Pricing The Uncertainty

After earnings, Netflix closed at $67.15, extending a broader downtrend that has been in place since April. The stock traded between $66.82 and $68.11 on volume of roughly 767,000 shares, with price sitting below the 20-day moving average at $73.79, the 50-day at $80.53, and the 200-day at $93.73, while a descending trendline continues capping every meaningful rally attempt. Long-term support around $70–$71 is the level institutions need to defend if sentiment is going to stabilize rather than deteriorate further.

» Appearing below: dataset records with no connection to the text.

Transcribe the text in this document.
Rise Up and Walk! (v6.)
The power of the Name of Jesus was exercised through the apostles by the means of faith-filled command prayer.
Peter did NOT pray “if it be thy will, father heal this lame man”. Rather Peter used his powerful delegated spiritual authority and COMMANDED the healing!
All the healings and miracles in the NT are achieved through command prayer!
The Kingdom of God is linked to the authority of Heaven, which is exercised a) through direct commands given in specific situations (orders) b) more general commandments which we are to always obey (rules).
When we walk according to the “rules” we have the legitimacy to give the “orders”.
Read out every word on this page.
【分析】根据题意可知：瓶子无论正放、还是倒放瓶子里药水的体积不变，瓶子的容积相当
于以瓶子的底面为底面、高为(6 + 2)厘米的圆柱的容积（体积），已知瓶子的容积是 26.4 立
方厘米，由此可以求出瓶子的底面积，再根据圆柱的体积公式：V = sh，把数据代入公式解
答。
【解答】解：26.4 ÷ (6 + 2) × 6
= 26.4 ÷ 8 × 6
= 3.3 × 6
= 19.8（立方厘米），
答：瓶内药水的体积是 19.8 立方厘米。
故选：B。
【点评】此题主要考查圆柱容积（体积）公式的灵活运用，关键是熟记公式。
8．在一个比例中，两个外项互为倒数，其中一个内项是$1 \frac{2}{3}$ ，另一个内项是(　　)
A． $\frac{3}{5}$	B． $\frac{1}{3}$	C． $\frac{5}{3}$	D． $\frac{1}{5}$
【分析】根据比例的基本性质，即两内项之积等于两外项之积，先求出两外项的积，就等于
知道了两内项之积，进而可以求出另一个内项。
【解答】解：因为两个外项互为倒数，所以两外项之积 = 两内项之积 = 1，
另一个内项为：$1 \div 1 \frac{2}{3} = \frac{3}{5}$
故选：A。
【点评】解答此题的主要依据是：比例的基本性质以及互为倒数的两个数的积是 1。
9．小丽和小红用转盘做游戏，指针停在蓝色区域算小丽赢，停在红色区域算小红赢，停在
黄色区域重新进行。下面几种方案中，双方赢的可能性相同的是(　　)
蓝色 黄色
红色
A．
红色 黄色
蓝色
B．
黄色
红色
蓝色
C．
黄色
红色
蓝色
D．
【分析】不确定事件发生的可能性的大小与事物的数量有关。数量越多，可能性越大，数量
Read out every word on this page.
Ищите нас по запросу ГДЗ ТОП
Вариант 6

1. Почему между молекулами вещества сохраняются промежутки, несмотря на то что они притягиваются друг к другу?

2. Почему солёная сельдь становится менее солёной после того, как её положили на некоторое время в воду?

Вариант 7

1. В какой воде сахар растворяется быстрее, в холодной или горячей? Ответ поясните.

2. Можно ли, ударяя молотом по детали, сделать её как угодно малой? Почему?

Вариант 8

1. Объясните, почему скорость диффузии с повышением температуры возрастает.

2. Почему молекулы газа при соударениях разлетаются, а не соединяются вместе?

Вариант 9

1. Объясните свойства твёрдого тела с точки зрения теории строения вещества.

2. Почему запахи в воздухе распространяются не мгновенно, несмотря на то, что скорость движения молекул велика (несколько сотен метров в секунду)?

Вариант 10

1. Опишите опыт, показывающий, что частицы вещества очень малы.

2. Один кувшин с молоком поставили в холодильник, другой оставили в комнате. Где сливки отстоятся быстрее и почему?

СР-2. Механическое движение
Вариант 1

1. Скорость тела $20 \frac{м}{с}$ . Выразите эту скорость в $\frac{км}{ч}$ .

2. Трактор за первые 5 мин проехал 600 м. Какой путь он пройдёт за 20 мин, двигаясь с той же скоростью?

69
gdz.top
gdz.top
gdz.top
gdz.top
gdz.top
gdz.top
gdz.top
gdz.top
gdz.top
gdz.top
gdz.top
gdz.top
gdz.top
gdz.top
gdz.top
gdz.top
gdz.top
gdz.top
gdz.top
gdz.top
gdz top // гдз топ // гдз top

The chart isn’t pricing a collapsing business but a business in transition whose most important variable, content quality, is becoming harder to measure precisely as management reduces the frequency of the engagement data that would tell you how it’s actually trending.

netflix-StockEarnings

I Prefer Good Business Model Until It Changes

Streaming has never been won by the company with the highest operating margin. It has always been won by the company people keep coming back to watch, and the tension between those two things is what makes this a difficult stock to hold at current levels despite the financial architecture looking stronger than the selloff implies.

The bearish case here doesn’t rest on the numbers being bad, they aren’t. It rests on what’s being optimized for at the expense of what built the business in the first place. Netflix is reducing the visibility of engagement data at the exact moment viewer sentiment is becoming a meaningful question, deploying AI across production at the exact moment content consistency is being publicly challenged, and holding margin guidance steady at the exact moment the descending trendline on the chart is telling you that every rally attempt is still being sold into.

A business can optimize its way to impressive margins for several quarters before the product decline it masked shows up in subscriber behavior, and by the time it does, the stock has already done the damage. The chart below every major moving average, with a trendline capping rallies and support at $70–$71 being the last credible floor, is not a setup I want to be long into. I’m a seller at current levels, and I’ll be watching content sentiment and next year’s annual engagement disclosure as the two variables most likely to determine whether this bearish read eventually proves right or premature.